Not only that, the plaintiff attorney can bill the other party for fees. In this instance, the clinic collected a few dollars while its lawyer took home tens of thousands of dollars.

The business being sued may not get its day in court. The county judge ruled in favor of the clinic without a trial. The higher courts did not see the need for a trial, either.

The legal system has protections to keep innocent people out of prison and help blameless companies from being harmed. When a court makes a mistake, there’s supposed to be a way to set things right.

But when those safeguards fail, then everyone suffers. We hope that the 4th District Court understands that by correcting the error in this case, everyone in Florida will benefit.

Sun-Sentinel shines light on how plaintiff attorneys abuse PIP

Monday, January 17th, 2011

The Sun-Sentinel has exposed how Florida’s plaintiff attorneys exploit Personal Injury Protection (PIP) lawsuits in a front-page investigative report published Jan.16.

The Fort Lauderdale-based newspaper shows that plaintiff PIP lawyers collect huge court fees for themselves and force all drivers to pay higher insurance premiums.

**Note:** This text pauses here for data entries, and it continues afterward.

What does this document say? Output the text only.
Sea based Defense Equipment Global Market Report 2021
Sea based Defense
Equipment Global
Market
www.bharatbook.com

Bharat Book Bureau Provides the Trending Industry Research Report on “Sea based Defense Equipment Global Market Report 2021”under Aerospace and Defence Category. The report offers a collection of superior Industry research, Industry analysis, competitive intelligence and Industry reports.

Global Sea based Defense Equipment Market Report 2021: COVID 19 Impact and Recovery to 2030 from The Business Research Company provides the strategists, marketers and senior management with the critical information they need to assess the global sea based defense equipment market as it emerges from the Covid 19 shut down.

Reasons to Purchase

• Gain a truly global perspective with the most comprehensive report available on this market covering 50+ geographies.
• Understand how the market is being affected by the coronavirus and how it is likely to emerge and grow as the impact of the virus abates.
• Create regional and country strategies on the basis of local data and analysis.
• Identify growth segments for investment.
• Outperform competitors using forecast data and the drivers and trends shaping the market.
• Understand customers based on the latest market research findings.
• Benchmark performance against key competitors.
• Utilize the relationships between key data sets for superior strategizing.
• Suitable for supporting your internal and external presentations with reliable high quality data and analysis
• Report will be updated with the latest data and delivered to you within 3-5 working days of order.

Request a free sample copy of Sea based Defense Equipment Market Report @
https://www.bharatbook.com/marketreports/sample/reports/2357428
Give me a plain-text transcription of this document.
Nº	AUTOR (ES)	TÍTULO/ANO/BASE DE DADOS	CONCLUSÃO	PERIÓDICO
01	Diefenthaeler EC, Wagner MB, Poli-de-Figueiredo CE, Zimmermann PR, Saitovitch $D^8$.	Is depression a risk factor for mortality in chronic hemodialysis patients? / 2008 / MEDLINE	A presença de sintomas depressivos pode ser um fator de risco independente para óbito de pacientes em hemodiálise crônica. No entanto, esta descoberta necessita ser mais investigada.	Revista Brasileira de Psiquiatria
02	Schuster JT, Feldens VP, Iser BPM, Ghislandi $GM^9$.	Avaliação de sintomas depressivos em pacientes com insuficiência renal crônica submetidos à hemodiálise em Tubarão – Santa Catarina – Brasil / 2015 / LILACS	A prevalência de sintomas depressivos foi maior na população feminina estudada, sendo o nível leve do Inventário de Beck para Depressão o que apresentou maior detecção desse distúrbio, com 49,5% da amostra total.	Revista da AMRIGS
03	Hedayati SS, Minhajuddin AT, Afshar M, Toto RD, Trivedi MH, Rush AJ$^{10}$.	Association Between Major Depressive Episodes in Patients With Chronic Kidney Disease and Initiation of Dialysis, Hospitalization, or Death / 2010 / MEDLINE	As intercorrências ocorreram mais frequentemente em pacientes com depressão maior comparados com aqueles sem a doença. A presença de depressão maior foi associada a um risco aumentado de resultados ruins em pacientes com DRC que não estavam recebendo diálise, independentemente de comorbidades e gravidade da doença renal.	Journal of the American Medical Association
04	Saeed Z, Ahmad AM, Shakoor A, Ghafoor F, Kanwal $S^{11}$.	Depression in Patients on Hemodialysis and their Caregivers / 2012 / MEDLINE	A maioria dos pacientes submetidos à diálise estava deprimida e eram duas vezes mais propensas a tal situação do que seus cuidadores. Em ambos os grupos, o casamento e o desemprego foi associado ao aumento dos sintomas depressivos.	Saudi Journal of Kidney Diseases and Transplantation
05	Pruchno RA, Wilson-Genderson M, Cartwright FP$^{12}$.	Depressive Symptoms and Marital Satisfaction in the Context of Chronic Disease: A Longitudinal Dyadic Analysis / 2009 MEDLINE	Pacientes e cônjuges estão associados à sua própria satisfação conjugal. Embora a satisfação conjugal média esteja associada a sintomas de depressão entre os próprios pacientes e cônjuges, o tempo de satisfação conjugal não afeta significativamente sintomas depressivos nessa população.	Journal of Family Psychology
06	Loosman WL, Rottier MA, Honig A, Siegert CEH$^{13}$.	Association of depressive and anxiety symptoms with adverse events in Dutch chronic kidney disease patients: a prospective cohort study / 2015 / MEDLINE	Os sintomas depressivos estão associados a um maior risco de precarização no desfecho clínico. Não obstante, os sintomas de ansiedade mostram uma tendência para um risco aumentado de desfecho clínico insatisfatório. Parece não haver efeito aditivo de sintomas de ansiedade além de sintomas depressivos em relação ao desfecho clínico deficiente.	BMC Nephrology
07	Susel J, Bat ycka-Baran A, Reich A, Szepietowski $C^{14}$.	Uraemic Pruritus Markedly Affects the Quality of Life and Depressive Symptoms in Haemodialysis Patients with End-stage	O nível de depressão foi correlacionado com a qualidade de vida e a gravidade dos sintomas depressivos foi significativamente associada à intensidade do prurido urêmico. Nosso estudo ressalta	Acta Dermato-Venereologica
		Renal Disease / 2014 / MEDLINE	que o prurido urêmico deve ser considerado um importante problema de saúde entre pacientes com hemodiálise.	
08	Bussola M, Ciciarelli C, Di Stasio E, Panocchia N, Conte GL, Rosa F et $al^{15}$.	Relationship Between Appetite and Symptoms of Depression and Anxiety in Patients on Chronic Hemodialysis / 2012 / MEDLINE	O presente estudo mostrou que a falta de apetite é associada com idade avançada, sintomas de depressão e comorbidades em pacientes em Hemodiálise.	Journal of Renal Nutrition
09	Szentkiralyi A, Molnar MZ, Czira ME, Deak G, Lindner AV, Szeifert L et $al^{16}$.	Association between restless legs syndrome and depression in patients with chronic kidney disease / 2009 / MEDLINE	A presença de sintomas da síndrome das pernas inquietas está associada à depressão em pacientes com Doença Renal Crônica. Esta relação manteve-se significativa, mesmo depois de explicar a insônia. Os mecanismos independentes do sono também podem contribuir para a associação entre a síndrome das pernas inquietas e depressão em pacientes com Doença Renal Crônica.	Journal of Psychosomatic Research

We thank the Sun-Sentinel for exposing attorneys who abuse the legal system. The public needs to know that their PIP insurance premiums are going to pay off greedy plaintiff lawyers.

The lengthy article and accompanying stories document how plaintiff lawyers have charged as much as $500 an hour while arguing in court that their clients were due as little as 1 cent.

“Lawyers and other people in this field have found ways to make some money here,” the article quoted Florida Deputy Insurance Commissioner Belinda Miller as saying. “The lawsuits are increasing because this has become a fairly well-oiled machine on the side of the people that bring those cases, and it’s lucrative.”

How lucrative? The Sun-Sentinel uncovered a PIP lawsuit against UAIC in which a Miami-Dade attorney received $13,370 in fees while winning only $2.53 for his client. UAIC appealed and won.

Another lawyer collected just $2,000 for his client and took home $160,000 for himself in a PIP lawsuit, the article reported.

It’s our view that plaintiff attorneys are running PIP mills. The article says one attorney in Broward County has filed 3,300 lawsuits in 5 years. Those numbers are ridiculous.

The article also found that Gulfstream Medigroup of Palm Beach Gardens had filed almost 1,200 PIP lawsuits through early November, and that attorney Brian LaBovick owns Gulfstream while having his law firm handle the lawsuits.

LaBovick is essentially double-dipping, we think, putting court awards in one pocket and legal fees in the other.

The rising costs from PIP lawsuits and big attorney fees are hurting Florida drivers, the Sun-Sentinel article said.

“The cost of this coverage is going up,” deputy insurance commissioner Miller told the newspaper. “I think it’s going to be hard to keep insurance affordable to everybody.”

We say it’s time to do something about the problem. When the legislature meets in March, it must pass laws that give drivers much-needed financial relief.